Monday, September 22, 2008

Squeeky clean fairy tales

There is a good article in The Boston Globe today about the sanitizing of fairy tales:

Fear of fairy tales
The glossy, sanitized new versions of fairy tales leave out what matters: the scary parts
By Joanna Weiss
September 21, 2008

Admittedly, this is nothing new and fairy tales are always evolving. I remember reading a collection of traditional fairy tales in third grade, and being shocked that the stepsisters in Cinderella were mutilating their feet to try and fool the prince. Certainly changed my view of things! Any more, when young girls come in asking for Cinderella, or Beauty and the Beast, etc...I always ask if they are looking for the Disney version right away. Too many years I tried to trick them into trying other versions, and 90% of the time they really only wanted the packaged princess.

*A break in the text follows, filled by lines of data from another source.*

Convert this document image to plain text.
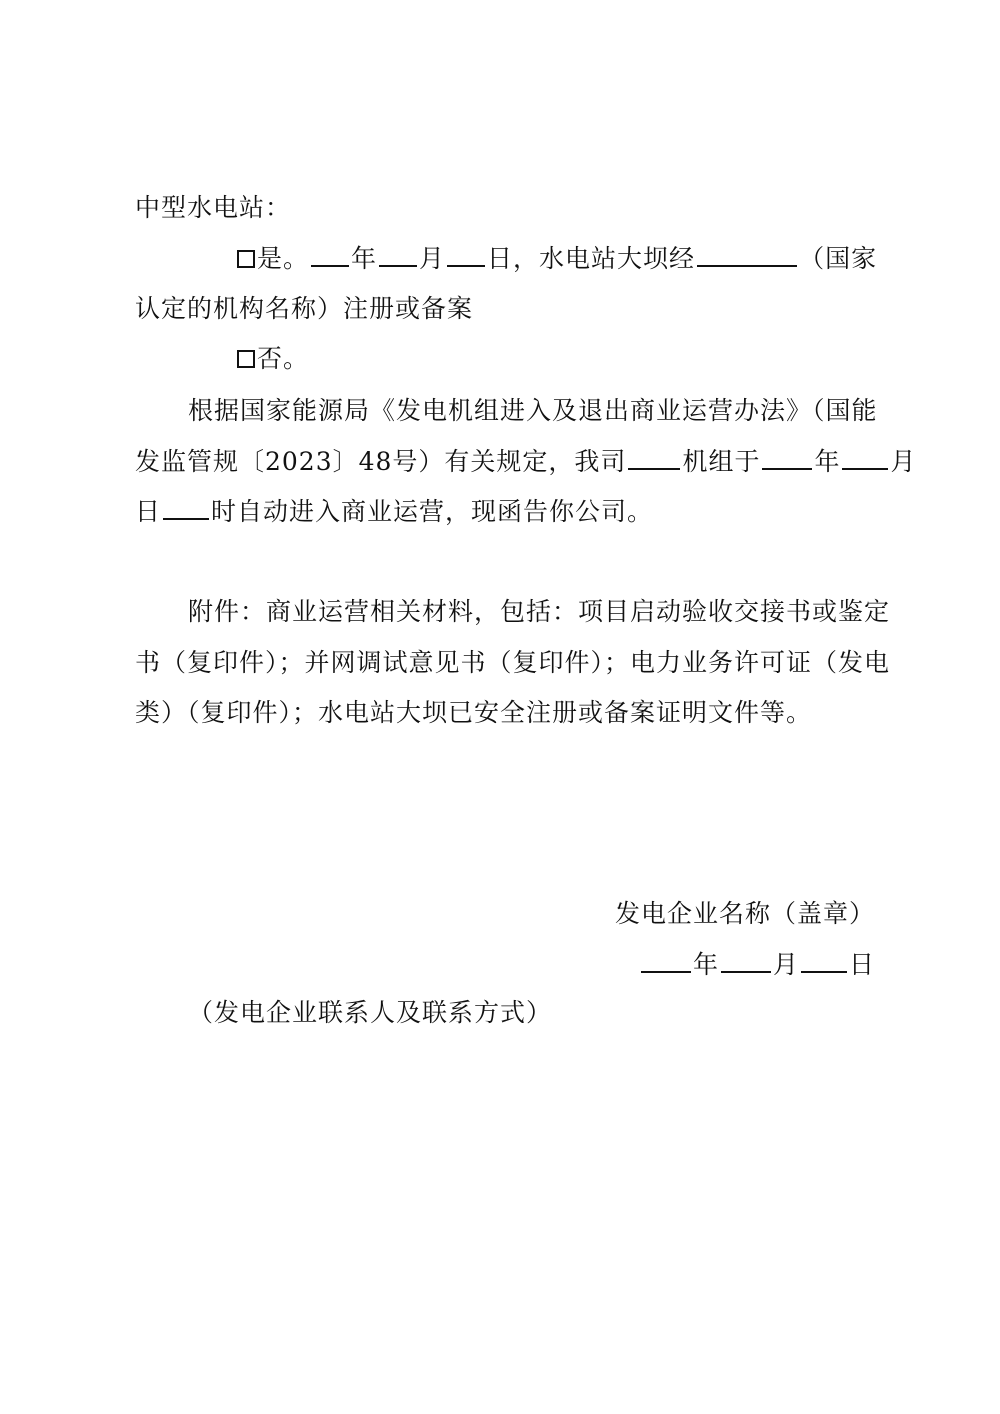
中型水电站：
是。 年 月 日，水电站大坝经	（国家
认定的机构名称）注册或备案
否。
根据国家能源局《发电机组进入及退出商业运营办法》（国能
发监管规〔2023〕48号）有关规定，我司 机组于 年 月
日 时自动进入商业运营，现函告你公司。
附件：商业运营相关材料，包括：项目启动验收交接书或鉴定
书（复印件）；并网调试意见书（复印件）；电力业务许可证（发电
类）（复印件）；水电站大坝已安全注册或备案证明文件等。
发电企业名称（盖章）
年 月 日
（发电企业联系人及联系方式）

Where do you see the shift, between kids who only want the squeaky clean Disney version of things, and teens who want the raw, disturbing fairy tales and their contemporary retellings? Are we softening things too much for children, leading to greater rebellion and distrust as teens? Or is society just adapting to trying to preserve innocence in a media saturated society?

2 comments:

Jackie Parker said...

Don't know that I'd call it adapting...

Anonymous said...

I can't speak for other people, but I know that I didn't really start enjoying the darker folk and fairy tales until I was about 10. I wasn't completely put off by the dark stuff, but I did prefer Disney's Little Mermaid to Anderson's. I think that had a lot to do with my world view, though -- when I was 10 everything seemed to get bigger and scarier and also, in some ways, more wonderful. More recently, as a teacher of kids ages 8-11, I noticed that the transition between liking gentler, happier stories and being more interested in darker, more violent stories occurred around the age of 10.

Things are softened too much for children, and yes, that may cause a greater rebellion when they're teens. I also think that teens seek out the original, darker fairy tales and their re-tellings because they often (rightly) get the sense that something was withheld when they were younger and they very much want to know what was being kept from them. I know that I certainly felt that way when I was a teen.